The final two sentences of 35 U.S.C. § 7(b) are descended directly from section 482 of the Revised Statutes, as amended by the Act of March 2, 1927. In that statute, the final two sentences stated:
Each appeal shall be heard by at least three members of the board of appeals, the members hearing such appeal to be designated by the commissioner. The board of appeals shall have sole power to grant rehearings.
Act of March 2, 1927, ch. 273, § 3, 44 Stat. 1335, 1336.
In the 1927 statute, the board of appeals having “sole power to grant rehearings” consisted of “[t]he Commissioner of Patents, the first assistant commissioner, the assistant *1585commissioner, and the examiners in chief....” Id. At that time, there were only five examiners-in-ehief; thus, the board of patent appeals had a total of eight members. Since 1927, the size of the Board has increased. As noted above, there are now about 39 examiners-in-ehief, and the full Board has roughly 43 members. Time and events have overtaken the language of the statute. While I recognize that it is unwieldy to have it be that only the full membership of the Board can grant rehearings, that is the result which the language of the statute compels. This is a state of affairs that Congress, not the court, should remedy.4
For the foregoing reasons, I would hold that the Board’s reconsideration decision is invalid, and therefore a legal nullity. Because I think this court lacks jurisdiction to pass on the merits of this appeal, I express no views on the merits.

. I agree with the majority that the reconsideration action in this case constituted a "rehearing” as provided for in § 7(b).

. The members of the Board who are .examiners-in-chief are now called “Administrative Patent Judges.” See 1158 Official Gazette Pat.Off. 347.

. The statute does not define the word “Only.” It is a basic principle of statutory interpretation, however, that undefined terms in a statute are deemed to have their ordinarily understood meaning.
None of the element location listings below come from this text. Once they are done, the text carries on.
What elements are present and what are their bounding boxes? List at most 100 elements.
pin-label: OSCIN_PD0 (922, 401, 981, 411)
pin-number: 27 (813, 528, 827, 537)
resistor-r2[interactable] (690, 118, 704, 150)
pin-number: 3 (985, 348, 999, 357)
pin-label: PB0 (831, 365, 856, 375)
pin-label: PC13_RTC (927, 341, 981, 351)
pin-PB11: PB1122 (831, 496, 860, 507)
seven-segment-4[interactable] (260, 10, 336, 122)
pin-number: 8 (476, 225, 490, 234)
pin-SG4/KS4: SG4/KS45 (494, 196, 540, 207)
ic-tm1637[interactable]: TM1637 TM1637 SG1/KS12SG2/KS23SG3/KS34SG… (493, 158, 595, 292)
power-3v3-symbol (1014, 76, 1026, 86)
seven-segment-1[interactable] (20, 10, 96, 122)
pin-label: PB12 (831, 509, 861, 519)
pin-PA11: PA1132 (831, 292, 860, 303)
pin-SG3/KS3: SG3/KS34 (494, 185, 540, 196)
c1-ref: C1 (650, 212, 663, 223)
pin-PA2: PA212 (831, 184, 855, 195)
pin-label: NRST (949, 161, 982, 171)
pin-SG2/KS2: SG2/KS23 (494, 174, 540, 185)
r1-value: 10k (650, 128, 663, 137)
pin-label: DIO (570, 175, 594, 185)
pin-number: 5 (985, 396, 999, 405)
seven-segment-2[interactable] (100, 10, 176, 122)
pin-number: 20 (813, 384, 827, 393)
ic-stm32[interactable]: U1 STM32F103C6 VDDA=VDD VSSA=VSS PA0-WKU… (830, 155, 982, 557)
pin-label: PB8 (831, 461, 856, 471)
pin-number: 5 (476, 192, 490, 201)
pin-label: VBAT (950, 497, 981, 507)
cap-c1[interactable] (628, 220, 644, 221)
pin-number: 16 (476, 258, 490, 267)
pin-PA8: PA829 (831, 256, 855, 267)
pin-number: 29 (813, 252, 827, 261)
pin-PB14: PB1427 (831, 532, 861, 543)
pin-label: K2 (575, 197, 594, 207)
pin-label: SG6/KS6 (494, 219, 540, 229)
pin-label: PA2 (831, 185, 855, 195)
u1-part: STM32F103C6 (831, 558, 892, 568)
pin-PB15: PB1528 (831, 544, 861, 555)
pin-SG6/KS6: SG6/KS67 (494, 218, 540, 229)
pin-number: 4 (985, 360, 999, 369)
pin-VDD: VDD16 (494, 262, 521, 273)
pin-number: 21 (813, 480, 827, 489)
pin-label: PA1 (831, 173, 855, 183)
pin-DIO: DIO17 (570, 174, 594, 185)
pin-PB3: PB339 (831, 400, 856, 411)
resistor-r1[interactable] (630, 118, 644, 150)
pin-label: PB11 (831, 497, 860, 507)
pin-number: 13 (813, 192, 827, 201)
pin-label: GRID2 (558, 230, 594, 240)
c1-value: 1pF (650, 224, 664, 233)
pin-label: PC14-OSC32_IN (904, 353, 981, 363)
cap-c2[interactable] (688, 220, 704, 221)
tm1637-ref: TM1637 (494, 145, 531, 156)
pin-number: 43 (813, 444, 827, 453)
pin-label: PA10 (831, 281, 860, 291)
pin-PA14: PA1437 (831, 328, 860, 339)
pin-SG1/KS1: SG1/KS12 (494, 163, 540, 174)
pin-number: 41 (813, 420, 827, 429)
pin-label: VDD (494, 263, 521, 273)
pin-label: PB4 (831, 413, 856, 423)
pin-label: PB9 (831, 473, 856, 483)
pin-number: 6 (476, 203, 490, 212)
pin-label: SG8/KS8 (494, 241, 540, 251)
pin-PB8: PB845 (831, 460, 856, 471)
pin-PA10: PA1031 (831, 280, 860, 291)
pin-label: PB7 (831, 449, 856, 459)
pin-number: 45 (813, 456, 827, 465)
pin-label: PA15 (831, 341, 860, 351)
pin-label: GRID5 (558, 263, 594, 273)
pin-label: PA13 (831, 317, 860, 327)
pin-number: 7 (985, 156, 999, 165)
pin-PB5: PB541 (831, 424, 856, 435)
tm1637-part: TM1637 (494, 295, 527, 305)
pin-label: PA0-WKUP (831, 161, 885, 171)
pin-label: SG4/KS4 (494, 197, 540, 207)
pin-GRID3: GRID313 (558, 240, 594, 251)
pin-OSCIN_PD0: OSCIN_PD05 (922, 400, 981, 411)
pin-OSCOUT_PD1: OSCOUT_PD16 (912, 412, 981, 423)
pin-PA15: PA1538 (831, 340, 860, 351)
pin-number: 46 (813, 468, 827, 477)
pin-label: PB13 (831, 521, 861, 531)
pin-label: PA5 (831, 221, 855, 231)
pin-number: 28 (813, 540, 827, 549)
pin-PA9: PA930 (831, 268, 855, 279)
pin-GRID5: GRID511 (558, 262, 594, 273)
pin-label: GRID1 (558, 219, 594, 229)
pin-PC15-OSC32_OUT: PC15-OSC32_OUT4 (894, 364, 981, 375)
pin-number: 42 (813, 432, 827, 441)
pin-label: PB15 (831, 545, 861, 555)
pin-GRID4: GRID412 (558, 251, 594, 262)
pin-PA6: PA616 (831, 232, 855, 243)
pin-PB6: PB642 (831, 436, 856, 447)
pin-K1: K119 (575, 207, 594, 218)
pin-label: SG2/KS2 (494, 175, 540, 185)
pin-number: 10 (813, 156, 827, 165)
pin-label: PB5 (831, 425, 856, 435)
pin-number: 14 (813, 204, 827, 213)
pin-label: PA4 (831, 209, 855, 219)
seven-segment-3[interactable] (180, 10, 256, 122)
See, e.g., United States v. James, 478 U.S. 597, 604, 106 S.Ct. 3116, 3120, 92 L.Ed.2d 483 (1986) (“[W]e assume that the legislative purpose is expressed by the ordinary meaning of the words used.”) (alteration in original) (quoting American Tobacco Co. v. Patterson, 456 U.S. 63, 68, 102 S.Ct. 1534, 1537, 71 L.Ed.2d 748 (1982)). For that "ordinary meaning,” we look to the dictionary. See, e.g., Board of Educ. v. Mergens, 496 U.S. 226, 237, 110 S.Ct. 2356, 2365, 110 L.Ed.2d 191 (1990); Best Power Technology Sales Corp. v. Austin, 984 F.2d 1172, 1177 (Fed.Cir.1993). The dictionary gives the following primary definition for the word "only” when it is used as an adverb: "la: as a single solitary fact or instance or occurrence: as just the one simple thing and nothing more or different: SIMPLY, MERELY, JUST ... b: EXCLUSIVELY, SOLELY.” Webster’s Third New International Dictionary 1577 (1986).
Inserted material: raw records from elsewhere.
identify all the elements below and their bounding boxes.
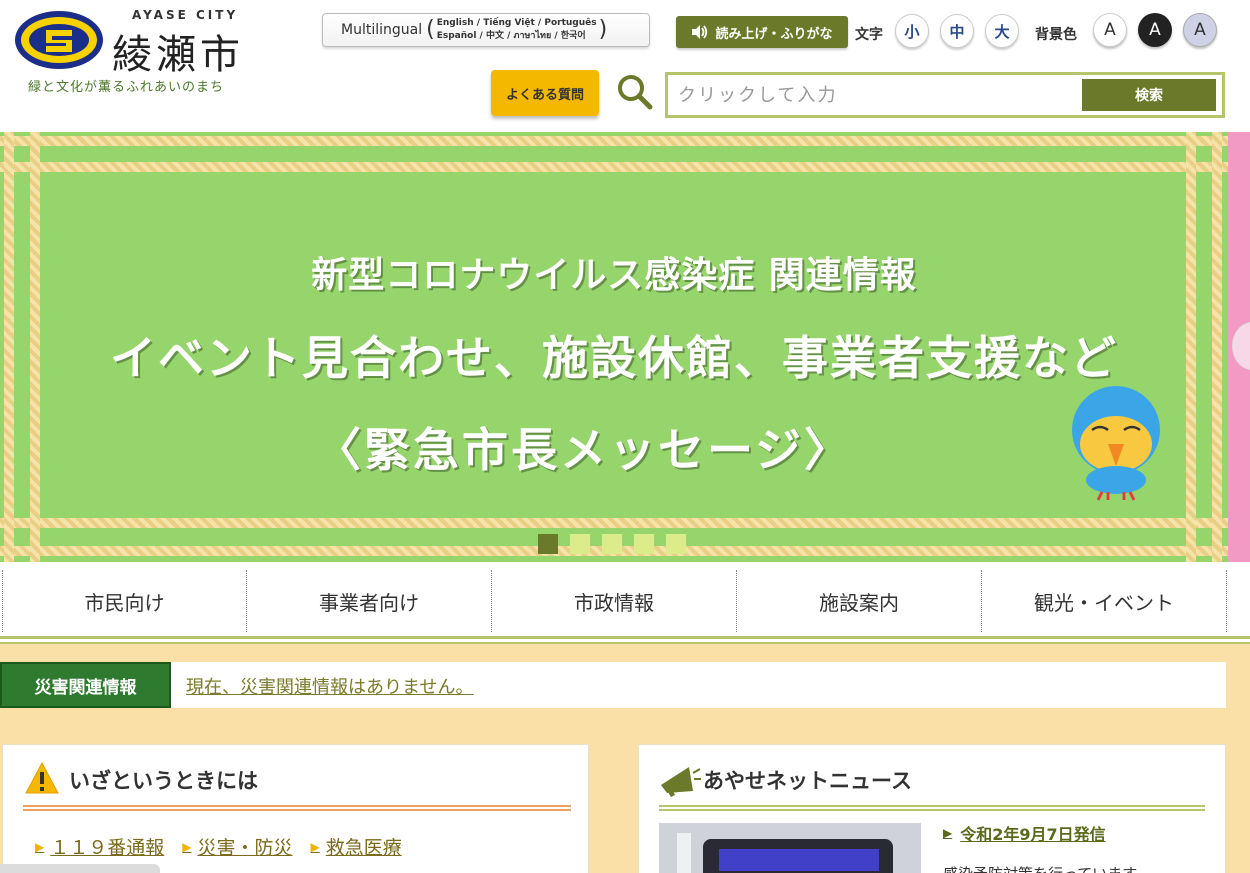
slide-dot-2[interactable] <box>570 534 590 554</box>
disaster-info-link[interactable]: 現在、災害関連情報はありません。 <box>186 673 473 699</box>
city-emblem-icon[interactable] <box>12 8 106 72</box>
emergency-links: ▶ １１９番通報 ▶ 災害・防災 ▶ 救急医療 <box>35 833 402 860</box>
emergency-title-rule-secondary <box>23 809 571 811</box>
arrow-right-icon: ▶ <box>943 826 953 840</box>
news-title: あやせネットニュース <box>703 769 912 793</box>
text-size-medium-button[interactable]: 中 <box>940 14 974 48</box>
slide-dot-1[interactable] <box>538 534 558 554</box>
speaker-icon <box>692 25 708 39</box>
banner-headline: 新型コロナウイルス感染症 関連情報 <box>311 255 917 296</box>
read-aloud-label: 読み上げ・ふりがな <box>715 26 833 42</box>
slide-dot-5[interactable] <box>666 534 686 554</box>
nav-item-facilities[interactable]: 施設案内 <box>737 570 982 632</box>
text-size-large-button[interactable]: 大 <box>985 14 1019 48</box>
bg-white-button[interactable]: A <box>1093 13 1127 47</box>
language-list: English / Tiếng Việt / Português Español… <box>435 17 599 43</box>
emergency-title-rule <box>23 805 571 807</box>
disaster-info-label: 災害関連情報 <box>0 662 171 708</box>
nav-item-tourism-events[interactable]: 観光・イベント <box>982 570 1227 632</box>
news-panel: あやせネットニュース ▶ 令和2年9月7日発信 感染予防対策を行っています <box>638 744 1226 873</box>
paren-right: ) <box>598 17 608 42</box>
news-thumbnail[interactable] <box>659 823 921 873</box>
text-size-small-button[interactable]: 小 <box>895 14 929 48</box>
news-date[interactable]: 令和2年9月7日発信 <box>960 821 1105 845</box>
emergency-link[interactable]: ▶ １１９番通報 <box>35 833 164 860</box>
search-icon[interactable] <box>616 73 654 111</box>
paren-left: ( <box>426 17 435 42</box>
arrow-right-icon: ▶ <box>35 839 45 854</box>
search-box: 検索 <box>665 72 1225 118</box>
city-tagline: 緑と文化が薫るふれあいのまち <box>28 80 225 95</box>
nav-item-business[interactable]: 事業者向け <box>247 570 492 632</box>
emergency-link-emergency-medical[interactable]: 救急医療 <box>326 833 402 860</box>
arrow-right-icon: ▶ <box>182 839 192 854</box>
news-title-rule-secondary <box>659 809 1205 811</box>
emergency-link-119[interactable]: １１９番通報 <box>50 833 164 860</box>
banner-border-bottom-inner <box>0 518 1228 528</box>
banner-border-top-inner <box>0 162 1228 172</box>
multilingual-button[interactable]: Multilingual ( English / Tiếng Việt / Po… <box>322 13 650 47</box>
text-size-label: 文字 <box>855 27 883 43</box>
news-date-link[interactable]: ▶ 令和2年9月7日発信 <box>943 821 1106 845</box>
nav-item-residents[interactable]: 市民向け <box>2 570 247 632</box>
search-input[interactable] <box>678 80 1078 110</box>
banner-subline: イベント見合わせ、施設休館、事業者支援など <box>110 331 1118 385</box>
news-excerpt: 感染予防対策を行っています <box>943 863 1137 873</box>
mascot-bird-icon <box>1072 386 1160 501</box>
emergency-link[interactable]: ▶ 救急医療 <box>311 833 402 860</box>
emergency-link-disaster-prevention[interactable]: 災害・防災 <box>197 833 292 860</box>
bg-black-button[interactable]: A <box>1138 13 1172 47</box>
site-header: AYASE CITY 綾瀬市 緑と文化が薫るふれあいのまち Multilingu… <box>0 0 1250 132</box>
language-line-1: English / Tiếng Việt / Português <box>436 18 597 28</box>
main-navigation: 市民向け 事業者向け 市政情報 施設案内 観光・イベント <box>0 562 1250 636</box>
disaster-info-bar: 災害関連情報 現在、災害関連情報はありません。 <box>0 662 1226 708</box>
city-name-english: AYASE CITY <box>132 8 239 22</box>
emergency-title: いざというときには <box>69 769 258 793</box>
slide-dot-3[interactable] <box>602 534 622 554</box>
arrow-right-icon: ▶ <box>310 839 320 854</box>
horizontal-scrollbar[interactable] <box>0 864 160 873</box>
banner-border-top <box>0 136 1228 146</box>
warning-icon <box>25 762 59 794</box>
slide-indicators <box>538 534 686 554</box>
bg-blue-button[interactable]: A <box>1183 13 1217 47</box>
faq-button[interactable]: よくある質問 <box>491 70 599 116</box>
hero-banner[interactable]: 新型コロナウイルス感染症 関連情報 イベント見合わせ、施設休館、事業者支援など … <box>0 132 1228 562</box>
bg-color-label: 背景色 <box>1035 27 1077 43</box>
banner-message: 〈緊急市長メッセージ〉 <box>314 423 854 477</box>
emergency-panel: いざというときには ▶ １１９番通報 ▶ 災害・防災 ▶ 救急医療 <box>2 744 589 873</box>
search-button[interactable]: 検索 <box>1082 79 1216 111</box>
slide-dot-4[interactable] <box>634 534 654 554</box>
news-thumbnail-image <box>659 823 921 873</box>
emergency-link[interactable]: ▶ 災害・防災 <box>182 833 292 860</box>
language-line-2: Español / 中文 / ภาษาไทย / 한국어 <box>436 31 586 41</box>
megaphone-icon <box>661 767 701 797</box>
read-aloud-button[interactable]: 読み上げ・ふりがな <box>676 16 848 48</box>
news-title-rule <box>659 805 1205 807</box>
city-name-japanese[interactable]: 綾瀬市 <box>112 22 244 80</box>
nav-item-city-administration[interactable]: 市政情報 <box>492 570 737 632</box>
nav-divider <box>0 636 1250 639</box>
multilingual-label: Multilingual <box>341 22 423 38</box>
. In his dissent, Judge Mayer concludes that the Board is “a quasi-judicial body.” I express no views on that question. However, regardless of the nature of the Board, the manner in which it may grant "rehearings” is governed by a statute whose language is clear. For that reason, I do not believe that the issue of the validity of the reconsideration decision turns upon how one views the Board.